The decision reflects a manufacturing mindset that has become increasingly common among large U.S. shale operators. Rather than allowing hydraulic fracturing crews to sit idle while waiting for drilled wells, ConocoPhillips is adjusting its drilling program to ensure a consistent inventory of completed wells is available. Management emphasized that maintaining a level-loaded development program is more valuable than maximizing short-term drilling efficiency if it results in interruptions to completion activity.
This strategy is supported by continued gains in drilling and completion performance. The company reported approximately 15% improvements in drilling and completion efficiencies exiting 2025, with completion operations continuing to improve faster than drilling during 2026. These operational gains are allowing ConocoPhillips to accelerate development while maintaining capital discipline and supporting higher returns from its Delaware Basin assets.
For oilfield service companies, the implications are significant. A commitment to eliminating frac gaps translates into stronger demand for pressure pumping services, completion chemicals, proppant, water management, wireline, coiled tubing, logistics, and other completion-related services. Maintaining continuous frac operations also supports higher equipment utilization and more predictable scheduling for service providers throughout the development program.
The company’s comments reinforce a broader trend emerging across North American shale development. As operators continue to industrialize field operations, the objective is no longer simply drilling wells faster—it’s optimizing the entire development system. Drilling, completions, facilities, and production are increasingly managed as an integrated manufacturing process where minimizing downtime between each stage creates greater value than optimizing any single operation independently.
Industry Impact
ConocoPhillips’ focus on avoiding frac gaps demonstrates that completion activity remains a critical operational bottleneck in modern shale development. For oilfield service companies, suppliers, and infrastructure providers, sustained utilization of frac crews signals continued demand across the completions value chain as operators prioritize uninterrupted development programs over isolated drilling gains.

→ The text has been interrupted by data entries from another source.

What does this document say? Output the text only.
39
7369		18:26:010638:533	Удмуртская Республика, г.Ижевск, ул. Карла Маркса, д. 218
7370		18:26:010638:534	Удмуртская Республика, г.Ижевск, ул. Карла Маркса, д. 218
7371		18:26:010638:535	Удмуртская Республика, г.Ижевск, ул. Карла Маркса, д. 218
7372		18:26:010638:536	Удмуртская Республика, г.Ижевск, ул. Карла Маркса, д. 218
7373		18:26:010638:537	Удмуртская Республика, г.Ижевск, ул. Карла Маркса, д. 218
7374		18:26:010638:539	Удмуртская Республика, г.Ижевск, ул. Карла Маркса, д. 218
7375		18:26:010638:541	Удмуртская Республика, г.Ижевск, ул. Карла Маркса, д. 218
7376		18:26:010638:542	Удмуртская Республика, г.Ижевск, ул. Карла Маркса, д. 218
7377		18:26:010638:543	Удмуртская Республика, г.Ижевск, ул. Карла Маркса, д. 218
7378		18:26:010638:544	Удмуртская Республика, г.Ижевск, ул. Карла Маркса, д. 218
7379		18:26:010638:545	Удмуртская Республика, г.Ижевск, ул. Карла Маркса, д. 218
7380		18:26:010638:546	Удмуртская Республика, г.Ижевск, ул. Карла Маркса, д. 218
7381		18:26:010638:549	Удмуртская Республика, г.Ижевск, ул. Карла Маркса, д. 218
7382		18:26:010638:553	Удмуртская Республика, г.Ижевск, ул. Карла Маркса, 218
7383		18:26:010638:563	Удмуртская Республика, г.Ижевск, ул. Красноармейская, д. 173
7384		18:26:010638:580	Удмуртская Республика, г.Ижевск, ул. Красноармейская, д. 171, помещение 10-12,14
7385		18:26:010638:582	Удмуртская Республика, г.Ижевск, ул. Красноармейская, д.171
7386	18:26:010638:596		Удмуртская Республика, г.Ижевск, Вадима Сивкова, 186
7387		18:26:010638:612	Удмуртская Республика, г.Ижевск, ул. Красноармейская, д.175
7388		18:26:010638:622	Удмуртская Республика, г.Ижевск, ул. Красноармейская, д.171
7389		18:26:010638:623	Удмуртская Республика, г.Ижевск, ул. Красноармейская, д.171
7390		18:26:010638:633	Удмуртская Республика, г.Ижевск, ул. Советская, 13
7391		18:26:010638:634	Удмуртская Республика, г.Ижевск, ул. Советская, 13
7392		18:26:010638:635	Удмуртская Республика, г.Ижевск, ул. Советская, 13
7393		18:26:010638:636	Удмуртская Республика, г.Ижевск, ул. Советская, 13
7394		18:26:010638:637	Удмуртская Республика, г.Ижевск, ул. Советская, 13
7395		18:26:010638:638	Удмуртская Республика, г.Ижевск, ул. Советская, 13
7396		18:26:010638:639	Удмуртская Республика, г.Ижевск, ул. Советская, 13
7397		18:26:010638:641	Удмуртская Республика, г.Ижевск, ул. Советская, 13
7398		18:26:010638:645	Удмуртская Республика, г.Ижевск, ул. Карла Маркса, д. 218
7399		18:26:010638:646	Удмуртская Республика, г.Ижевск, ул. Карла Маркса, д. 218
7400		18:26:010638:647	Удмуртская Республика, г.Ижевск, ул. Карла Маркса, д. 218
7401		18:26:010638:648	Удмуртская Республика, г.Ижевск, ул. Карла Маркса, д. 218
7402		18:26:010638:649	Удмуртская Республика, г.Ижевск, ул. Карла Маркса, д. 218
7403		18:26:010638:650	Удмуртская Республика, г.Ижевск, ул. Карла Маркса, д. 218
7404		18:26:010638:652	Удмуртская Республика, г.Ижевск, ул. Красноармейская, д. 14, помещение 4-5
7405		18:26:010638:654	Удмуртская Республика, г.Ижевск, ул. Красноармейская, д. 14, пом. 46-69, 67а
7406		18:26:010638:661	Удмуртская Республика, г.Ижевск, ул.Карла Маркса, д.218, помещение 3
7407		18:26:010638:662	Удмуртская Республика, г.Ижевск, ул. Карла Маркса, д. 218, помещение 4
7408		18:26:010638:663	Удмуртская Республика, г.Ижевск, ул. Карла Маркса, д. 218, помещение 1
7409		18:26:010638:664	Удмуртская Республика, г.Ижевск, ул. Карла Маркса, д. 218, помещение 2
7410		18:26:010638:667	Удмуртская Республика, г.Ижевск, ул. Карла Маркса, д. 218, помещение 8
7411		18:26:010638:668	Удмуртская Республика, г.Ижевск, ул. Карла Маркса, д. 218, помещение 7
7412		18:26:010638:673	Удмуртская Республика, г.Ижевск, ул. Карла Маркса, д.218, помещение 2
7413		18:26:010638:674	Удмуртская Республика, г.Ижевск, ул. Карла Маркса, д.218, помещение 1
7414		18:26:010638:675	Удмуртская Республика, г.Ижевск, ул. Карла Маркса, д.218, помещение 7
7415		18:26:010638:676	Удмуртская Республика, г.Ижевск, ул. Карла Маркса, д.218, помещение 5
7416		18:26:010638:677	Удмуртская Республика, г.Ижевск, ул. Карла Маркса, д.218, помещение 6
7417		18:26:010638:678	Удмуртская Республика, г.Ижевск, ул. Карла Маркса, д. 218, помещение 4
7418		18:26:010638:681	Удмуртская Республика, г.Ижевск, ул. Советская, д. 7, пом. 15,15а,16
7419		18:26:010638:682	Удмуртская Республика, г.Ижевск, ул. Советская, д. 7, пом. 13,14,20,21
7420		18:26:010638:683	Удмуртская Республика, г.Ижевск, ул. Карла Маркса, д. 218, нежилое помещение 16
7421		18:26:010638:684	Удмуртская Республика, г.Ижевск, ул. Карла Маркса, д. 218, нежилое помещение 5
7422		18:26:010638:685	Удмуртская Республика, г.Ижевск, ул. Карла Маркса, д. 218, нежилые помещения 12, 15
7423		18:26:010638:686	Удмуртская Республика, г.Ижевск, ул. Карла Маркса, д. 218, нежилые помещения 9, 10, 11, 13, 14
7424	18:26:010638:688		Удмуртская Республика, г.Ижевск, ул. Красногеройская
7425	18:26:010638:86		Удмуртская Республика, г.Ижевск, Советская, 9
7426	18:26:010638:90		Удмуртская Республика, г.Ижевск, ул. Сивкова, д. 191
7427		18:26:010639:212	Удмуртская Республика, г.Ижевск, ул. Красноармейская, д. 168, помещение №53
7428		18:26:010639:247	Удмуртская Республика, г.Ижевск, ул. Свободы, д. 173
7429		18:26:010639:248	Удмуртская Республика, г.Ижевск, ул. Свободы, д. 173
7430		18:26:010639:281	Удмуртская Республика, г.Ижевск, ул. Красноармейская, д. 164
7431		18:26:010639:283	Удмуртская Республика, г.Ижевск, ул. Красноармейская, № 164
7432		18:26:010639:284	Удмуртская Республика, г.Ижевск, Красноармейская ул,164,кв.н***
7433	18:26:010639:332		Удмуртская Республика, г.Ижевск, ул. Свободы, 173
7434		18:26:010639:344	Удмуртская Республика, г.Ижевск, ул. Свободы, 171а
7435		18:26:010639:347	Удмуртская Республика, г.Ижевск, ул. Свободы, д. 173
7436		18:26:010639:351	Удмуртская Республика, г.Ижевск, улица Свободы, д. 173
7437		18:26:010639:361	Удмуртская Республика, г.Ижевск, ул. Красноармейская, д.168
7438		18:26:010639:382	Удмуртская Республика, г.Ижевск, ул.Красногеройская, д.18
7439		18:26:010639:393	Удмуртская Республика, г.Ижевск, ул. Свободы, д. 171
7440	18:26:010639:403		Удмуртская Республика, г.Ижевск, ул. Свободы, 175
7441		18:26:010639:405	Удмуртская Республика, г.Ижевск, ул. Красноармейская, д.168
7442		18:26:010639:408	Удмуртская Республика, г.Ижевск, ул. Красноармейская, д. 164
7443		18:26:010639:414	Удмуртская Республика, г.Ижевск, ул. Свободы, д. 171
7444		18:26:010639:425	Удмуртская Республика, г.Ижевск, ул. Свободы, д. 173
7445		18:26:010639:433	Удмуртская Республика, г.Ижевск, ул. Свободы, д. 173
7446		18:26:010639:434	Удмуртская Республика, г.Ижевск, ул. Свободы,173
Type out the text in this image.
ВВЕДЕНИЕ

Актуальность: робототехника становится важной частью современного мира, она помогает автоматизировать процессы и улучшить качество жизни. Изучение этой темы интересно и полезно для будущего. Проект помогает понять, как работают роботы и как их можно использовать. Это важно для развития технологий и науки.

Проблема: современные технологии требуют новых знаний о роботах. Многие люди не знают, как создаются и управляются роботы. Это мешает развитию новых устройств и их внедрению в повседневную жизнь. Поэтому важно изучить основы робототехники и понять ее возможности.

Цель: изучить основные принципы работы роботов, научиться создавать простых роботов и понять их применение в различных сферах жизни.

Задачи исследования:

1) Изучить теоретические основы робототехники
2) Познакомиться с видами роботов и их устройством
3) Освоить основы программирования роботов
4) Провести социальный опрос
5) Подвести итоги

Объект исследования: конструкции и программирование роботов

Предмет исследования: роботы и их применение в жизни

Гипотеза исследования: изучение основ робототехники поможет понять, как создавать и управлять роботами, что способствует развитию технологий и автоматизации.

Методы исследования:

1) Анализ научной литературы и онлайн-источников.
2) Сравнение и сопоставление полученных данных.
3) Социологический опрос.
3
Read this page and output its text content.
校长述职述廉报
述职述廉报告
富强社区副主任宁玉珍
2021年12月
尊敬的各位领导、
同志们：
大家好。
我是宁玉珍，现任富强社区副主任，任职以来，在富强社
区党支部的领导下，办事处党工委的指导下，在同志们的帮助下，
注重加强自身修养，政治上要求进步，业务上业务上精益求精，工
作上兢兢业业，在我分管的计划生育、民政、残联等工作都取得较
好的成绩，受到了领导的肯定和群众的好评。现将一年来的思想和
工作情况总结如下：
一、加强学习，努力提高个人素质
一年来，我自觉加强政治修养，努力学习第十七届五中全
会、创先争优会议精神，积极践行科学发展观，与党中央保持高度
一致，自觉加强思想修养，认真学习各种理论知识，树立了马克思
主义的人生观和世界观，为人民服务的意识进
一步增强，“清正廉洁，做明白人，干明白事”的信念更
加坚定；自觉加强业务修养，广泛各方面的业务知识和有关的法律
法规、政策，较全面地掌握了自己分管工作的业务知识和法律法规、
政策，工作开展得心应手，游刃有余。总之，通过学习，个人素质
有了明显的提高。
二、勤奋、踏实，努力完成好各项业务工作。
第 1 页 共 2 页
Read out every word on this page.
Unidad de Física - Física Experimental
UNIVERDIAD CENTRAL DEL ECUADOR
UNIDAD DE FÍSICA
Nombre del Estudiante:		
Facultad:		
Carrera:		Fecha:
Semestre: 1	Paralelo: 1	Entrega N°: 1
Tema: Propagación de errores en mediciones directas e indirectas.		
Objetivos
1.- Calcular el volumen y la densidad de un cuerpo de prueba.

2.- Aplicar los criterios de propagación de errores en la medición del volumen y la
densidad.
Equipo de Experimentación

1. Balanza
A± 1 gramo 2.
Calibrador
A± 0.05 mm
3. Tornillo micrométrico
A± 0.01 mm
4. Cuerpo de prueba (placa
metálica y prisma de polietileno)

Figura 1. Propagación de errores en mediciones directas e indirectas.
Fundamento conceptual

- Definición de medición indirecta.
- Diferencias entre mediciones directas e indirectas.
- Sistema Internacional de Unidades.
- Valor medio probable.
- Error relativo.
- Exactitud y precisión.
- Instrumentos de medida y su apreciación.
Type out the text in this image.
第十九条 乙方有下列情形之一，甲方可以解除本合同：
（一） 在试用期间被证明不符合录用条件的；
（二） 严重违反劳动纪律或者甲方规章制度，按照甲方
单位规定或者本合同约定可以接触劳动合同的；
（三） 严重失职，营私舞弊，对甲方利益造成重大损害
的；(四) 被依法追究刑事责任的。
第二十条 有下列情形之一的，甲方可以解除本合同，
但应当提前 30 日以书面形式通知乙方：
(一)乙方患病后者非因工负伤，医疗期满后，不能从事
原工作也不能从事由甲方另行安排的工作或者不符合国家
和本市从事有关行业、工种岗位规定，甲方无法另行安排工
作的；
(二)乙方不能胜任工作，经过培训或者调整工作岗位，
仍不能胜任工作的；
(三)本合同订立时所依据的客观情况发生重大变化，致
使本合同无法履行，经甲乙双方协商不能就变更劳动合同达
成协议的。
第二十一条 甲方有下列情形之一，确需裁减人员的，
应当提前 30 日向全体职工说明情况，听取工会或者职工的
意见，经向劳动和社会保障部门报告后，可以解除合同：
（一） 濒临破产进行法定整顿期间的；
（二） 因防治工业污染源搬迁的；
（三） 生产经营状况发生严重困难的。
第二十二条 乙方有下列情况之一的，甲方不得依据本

ConocoPhillips discussed frac activity and completion efficiency several times during the Q1 2026 earnings call. The key message was that completion (frac) efficiency is improving faster than drilling efficiency, leading the company to increase activity to keep its frac crews fully utilized.
Key takeaways on frac
1. Completion efficiencies are outpacing drilling efficiencies
- Management said their completion operations continue to improve faster than drilling.
- Because of these gains, they are adding another Permian rig to ensure enough wells are available for the frac crews.
- Their goal is to maintain a steady-state, level-loaded operation rather than allowing completion crews to sit idle.
2. Avoiding “frac gaps” is a priority
Nicholas Olds explained:
- ConocoPhillips does not want any gaps in frac work caused by drilling becoming the bottleneck.
- The additional rig is being added specifically to maintain a continuous flow of wells into completion.
- As drilling and completion efficiencies improve, the company wants to preserve its manufacturing-style development model.
3. Delaware Basin is receiving the additional activity
The increased capital spending (~$250 million midpoint increase) is focused on the Delaware Basin and includes:
- Additional operated drilling activity.
- Higher non-operated (OBO) participation where partners are proposing additional wells.
- The company views these as high-return, low-cost opportunities worth pursuing.
4. Continued improvement in D&C efficiency
Management highlighted:
- Approximately 15% improvement in drilling and completion (D&C) efficiencies exiting 2025.
- Those efficiency gains are continuing into 2026.
- Completion efficiencies are currently improving even faster than drilling.
5. Long-term operational strategy
Ryan Lance emphasized that these decisions are operational rather than commodity-price driven.
The company intends to:
- Keep its “efficient machine” running.
- Avoid being drilled out of inventory by partners.
- Maintain continuous drilling and frac operations heading into 2027.